Workshop, 2nd October 2018

Many years ago, in an episode I would rather forget, I found myself in a dark, oak-panelled room in a country retreat seated in a wing-backed leather armchair drinking port with a cadre of disreputable poets.  The poet sitting next to me, a man whose name I can only recall in the midst of my most terrifying nightmares, leaned over me to wrest the decanter from my hand, and with a glow in his eye which might have come from the pit of Hades itself forcibly stated that ‘every poet should have a manifesto’.  ‘You should burn to write, friend.  You should be writing now’ he continued, his hand getting ever closer to the Taylor’s Incredibly Late But Undoubtedly Fine If Somewhat Old Bottled Pre-Vintage which I had supplied to the gathering case by eye-wateringly exorbitant case.  Perhaps he was trying to help. I suspect he merely wanted to top up his glass, but as you can appreciate, such an experience runs deep and no matter how much I invest in counselling, it never leaves me.

What did this Ancient Wordsmith mean?  Why should poetry be bound by a defined set of rules or even aspirations?  How many poets actually have a manifesto?  Have any of them bothered to write theirs down, or is it enough to leave it up in the head with the boxes of song lyrics, family snapshots and old magazine articles?  Why did this poet have such a terrifying glow in his eye?  Why can I not recall his name?  Did I dream the whole thing?  Perhaps as a way of finally exorcising the ghost of this dread encounter, I determined to spend a little time looking at the concept of the manifesto, but first I should tell you about this week’s Workshop, since it’s probably why you are here.
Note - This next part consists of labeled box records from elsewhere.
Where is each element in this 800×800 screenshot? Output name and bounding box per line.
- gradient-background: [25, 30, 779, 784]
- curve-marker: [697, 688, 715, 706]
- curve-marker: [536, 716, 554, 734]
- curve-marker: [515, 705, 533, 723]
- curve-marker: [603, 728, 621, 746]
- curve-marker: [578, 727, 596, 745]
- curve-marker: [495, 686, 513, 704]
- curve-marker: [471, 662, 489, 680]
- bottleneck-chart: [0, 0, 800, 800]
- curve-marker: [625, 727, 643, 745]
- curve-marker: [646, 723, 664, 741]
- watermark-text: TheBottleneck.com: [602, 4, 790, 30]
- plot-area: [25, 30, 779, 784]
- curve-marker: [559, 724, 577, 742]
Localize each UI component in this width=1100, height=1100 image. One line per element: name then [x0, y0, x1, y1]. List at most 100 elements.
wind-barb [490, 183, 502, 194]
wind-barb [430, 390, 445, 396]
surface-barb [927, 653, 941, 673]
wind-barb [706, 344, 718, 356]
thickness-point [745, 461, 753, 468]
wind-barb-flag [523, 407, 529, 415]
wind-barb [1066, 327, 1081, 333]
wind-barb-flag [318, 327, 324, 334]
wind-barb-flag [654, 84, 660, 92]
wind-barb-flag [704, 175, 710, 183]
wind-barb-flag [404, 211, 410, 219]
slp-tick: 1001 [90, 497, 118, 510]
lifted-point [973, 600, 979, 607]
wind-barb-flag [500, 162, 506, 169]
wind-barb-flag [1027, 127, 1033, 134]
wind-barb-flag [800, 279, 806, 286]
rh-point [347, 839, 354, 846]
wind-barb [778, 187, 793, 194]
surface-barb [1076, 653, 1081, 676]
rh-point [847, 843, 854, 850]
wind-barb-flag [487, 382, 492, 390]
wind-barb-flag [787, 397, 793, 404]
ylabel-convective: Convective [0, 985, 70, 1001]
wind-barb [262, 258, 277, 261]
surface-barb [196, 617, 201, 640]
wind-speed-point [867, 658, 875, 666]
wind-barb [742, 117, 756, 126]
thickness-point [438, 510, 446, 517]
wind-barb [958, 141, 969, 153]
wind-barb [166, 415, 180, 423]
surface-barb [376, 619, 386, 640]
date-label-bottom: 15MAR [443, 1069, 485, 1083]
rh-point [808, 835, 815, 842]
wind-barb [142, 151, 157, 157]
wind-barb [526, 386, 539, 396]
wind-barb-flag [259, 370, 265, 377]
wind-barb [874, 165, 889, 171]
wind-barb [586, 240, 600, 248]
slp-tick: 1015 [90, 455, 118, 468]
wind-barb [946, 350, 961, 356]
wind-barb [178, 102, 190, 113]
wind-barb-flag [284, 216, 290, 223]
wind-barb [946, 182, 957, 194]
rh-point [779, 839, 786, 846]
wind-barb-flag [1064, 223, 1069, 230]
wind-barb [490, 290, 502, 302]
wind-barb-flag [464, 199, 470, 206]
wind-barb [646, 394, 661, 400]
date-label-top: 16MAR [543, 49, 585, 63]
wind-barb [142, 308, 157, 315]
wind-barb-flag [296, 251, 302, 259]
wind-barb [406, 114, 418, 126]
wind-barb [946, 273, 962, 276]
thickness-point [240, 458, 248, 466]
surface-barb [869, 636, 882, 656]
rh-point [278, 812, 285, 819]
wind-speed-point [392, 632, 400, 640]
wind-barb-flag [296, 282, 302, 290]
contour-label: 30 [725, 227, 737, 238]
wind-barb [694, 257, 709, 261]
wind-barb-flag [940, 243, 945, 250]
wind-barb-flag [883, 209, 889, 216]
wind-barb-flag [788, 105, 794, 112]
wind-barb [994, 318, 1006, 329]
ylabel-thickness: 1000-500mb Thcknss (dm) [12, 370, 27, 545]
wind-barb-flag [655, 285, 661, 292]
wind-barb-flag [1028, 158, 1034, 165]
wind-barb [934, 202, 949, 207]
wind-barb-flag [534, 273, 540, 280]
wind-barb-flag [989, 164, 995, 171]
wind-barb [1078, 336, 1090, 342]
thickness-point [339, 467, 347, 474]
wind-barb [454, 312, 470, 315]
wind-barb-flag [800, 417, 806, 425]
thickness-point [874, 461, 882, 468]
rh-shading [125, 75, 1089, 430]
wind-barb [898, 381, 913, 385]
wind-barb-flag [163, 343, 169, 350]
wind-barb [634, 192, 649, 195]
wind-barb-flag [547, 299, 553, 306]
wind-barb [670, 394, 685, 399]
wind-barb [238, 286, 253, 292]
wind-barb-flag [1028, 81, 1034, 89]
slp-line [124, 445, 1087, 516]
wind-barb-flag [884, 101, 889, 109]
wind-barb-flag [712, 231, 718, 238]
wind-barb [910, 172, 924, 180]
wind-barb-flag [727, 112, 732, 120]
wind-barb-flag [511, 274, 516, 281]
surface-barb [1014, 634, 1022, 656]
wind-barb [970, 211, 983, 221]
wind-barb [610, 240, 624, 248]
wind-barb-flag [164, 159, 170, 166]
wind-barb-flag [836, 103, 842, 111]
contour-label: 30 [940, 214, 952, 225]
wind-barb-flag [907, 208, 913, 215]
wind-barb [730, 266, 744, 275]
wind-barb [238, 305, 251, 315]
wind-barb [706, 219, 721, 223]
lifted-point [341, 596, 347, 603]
Pat Francis gave us the closest thing to a manifesto we have seen for a while with her to-the-point Poets On Song, and on song it was.  Peter Francis gave us a traveller’s tale about not finding Innisfree, which many poets will only find reassuring.  Michael Harris looked back on ten years of poetry with a piece which must count as a retrospective manifesto.  Alan Chambers brought us one from the archive concerning the ear worms of our dreams in a poem more than fifty years old.  New-to-us poet Catherine, who clearly has a manifesto, gave us a closely-argued and heartfelt polemic on Grenfell Tower.  We hope Catherine returns to us as, apart from anything else, the Archivist carelessly omitted to make a note of her last name.  Doig Simmons brought us a characteristically romantic view of a relationship, from his wife’s point of view.  John Hurley has added an amendment to his manifesto to exercise his non-rhyming chops more often – this week with a piece exploring the dreaming of fish.  If Niall Cassidy has a manifesto, it surely includes an obligation to understand the present through reflections on the past, as he recalled collecting shellfish with his Grandfather.  We believe Daphne Gloag has a manifesto, and that poems like this week’s piece on Alpine Plants perfectly reflects her commitment to strive to craft meaning through metaphor.  We know that Owen Gallagher has a manifesto and that humanity’s dislocation from reality is part of it.  This week he was encouraged to bring in a poem from his archive on being elsewhere, which fits perfectly.  Finally, Martin Choules’s manifesto surely includes the invocation that poetry should rhyme, which never holds him back, as this week’s piece on the decline of the Anglo-Saxon given name shows so clearly.

The trouble with considering your own manifesto is that you cannot look at the subject for long before running into Ezra Pound, being a thing the man himself expressly forbade in his Manifesto of the Velocepiste of 1914.  Pound loved nothing better than to jot out a new manifesto on any given subject or for a jobbing poet.  He was known to offer manifestoes at the drop of a hat, for the very reasonable rate of farthing per line or shilling per injunction, laying down the law on everything from use of imagery to who to be beastly to next.  The point is of course that Ezra Pound was a lister.  He loved a list, whether compiling one or reading one out, and his manifestos were in all likelihood thinly-veiled excuses to come up with a really good list, a tradition which is followed to this day whenever two or more men get together in a Public Bar for a pint.  His visits to the Pitshanger Poets Workshop while he was living in London show that he was just as likely to turn up with critical reflection upon the state of the art of prosody as a ‘top ten’ of philosophers, poets, fascist dictators or psychiatrists.  On one occasion Pond arrived with a jacket pocket full of lists and the Workshop was subjected to for the butcher’s boy, items I simply must take to the laundry, gift ideas for Christmas, some ideas for Thomas Stearns, things I cannot abide and the people who do them, before realising that he had left aspects of great poetry composition no self-respecting writer should avoid at home.  Perhaps it was just as well that we never saw him at the manor again.  If you have been, thank you for reading.